CHP olarak çok bedel ödedik, öderiz, icap ettiğinde ödemeye devam edeceğiz. Ancak içinde bulunduğumuz durumu herkes iyi okumalıdır. Bugün iktidara risk oluşturan CHP’dir, o baskı altındadır. Türkiye’de yargı eliyle açılan bu kirli yol canavarlaşmaktadır. Bugün CHP’yi yutan, yarın diğer yapıları yutacaktır. Bugün muhalif gazeteciye musallat olan, yarın diğer gazetecilere, konuşan sanatçıyı hedef alan tüm sanatçıları tüm iş adamlarını, herkesi hedef alacaktır. Çünkü demokrasi gittiğinde artık geriye onları durduracak hiçbir güç kalmayacaktır.

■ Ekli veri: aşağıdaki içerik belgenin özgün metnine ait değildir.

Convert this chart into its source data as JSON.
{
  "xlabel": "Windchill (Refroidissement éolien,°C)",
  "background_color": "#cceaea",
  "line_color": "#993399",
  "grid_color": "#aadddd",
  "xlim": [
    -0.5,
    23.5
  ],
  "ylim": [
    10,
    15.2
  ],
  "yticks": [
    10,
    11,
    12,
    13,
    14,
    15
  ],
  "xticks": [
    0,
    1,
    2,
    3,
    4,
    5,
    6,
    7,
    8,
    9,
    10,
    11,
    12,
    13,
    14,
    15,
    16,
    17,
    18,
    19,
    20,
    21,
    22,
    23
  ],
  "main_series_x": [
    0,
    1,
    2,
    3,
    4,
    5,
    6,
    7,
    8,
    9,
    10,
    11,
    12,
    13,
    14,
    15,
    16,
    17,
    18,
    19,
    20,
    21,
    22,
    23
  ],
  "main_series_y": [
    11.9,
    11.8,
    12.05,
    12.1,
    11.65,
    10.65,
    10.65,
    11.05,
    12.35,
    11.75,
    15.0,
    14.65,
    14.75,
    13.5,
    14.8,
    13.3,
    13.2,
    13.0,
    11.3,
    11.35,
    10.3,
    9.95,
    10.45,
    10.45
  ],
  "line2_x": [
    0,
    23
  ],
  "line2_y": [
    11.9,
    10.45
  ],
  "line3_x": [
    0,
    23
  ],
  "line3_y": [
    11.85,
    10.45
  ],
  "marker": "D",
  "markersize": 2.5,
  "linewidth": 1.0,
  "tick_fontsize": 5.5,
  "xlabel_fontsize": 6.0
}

AK Partili, MHP’li ama bu kara düzenin çarklarından olmayan, onlardan medet uman, iyi olur diye oy veren vatandaşlarımıza sesleniyorum. Diyelim ki biz teslim olduk, bu canavar durur mu? Diyelim ki sandık gitti, bir daha senin hatırını sorar mı? Damadın tarafında olmak, cemaatin tarafında olmak, savcının tarafında olmak… Bunlar bir ülkeyi ne gönendirir ne ileriye taşır. Demokrasinin tarafında olunursa ülkeler büyür. Türkiye tek adam elinde işgale sürüklendi. Yedi ayrı ordu Anadolu’yu işgal etti. O gün ölüm fermanına rağmen paşa rütbesiyle ölüm fermanına rağmen Anadolu’ya geçenler, önce kurtuluşu örgütlediler, ardından kuruluşu yaptılar. Ama bu hastalıkların kol gezdiği, yoksulluğun, kıtlığın olduğu, dünyanın çok gerisinde olan ülkenin kendileri de yönetseler, tek adam yönetimi ile abad olmayacağını bildiler. Bir meclis kurdular, o meclise uydular, milletin kararına saygı duydular. Türkiye’nin kurtuluşu, demokratik, güçlü, parlamenter sistemdedir. Tek adama değil; parlamentoya, millete, onun patronluğuna güveneceğiz.
AK Partililere, MHP’lilere sesleniyorum. Komşularınıza sahip çıkın, akrabalarınıza sahip çıkın. Kardeşlerinize sahip çıkın. İyi insanlara sahip çıkın. Kötülüğün yolunu kapayın. Kötülüğün sonu hepimize felakettir."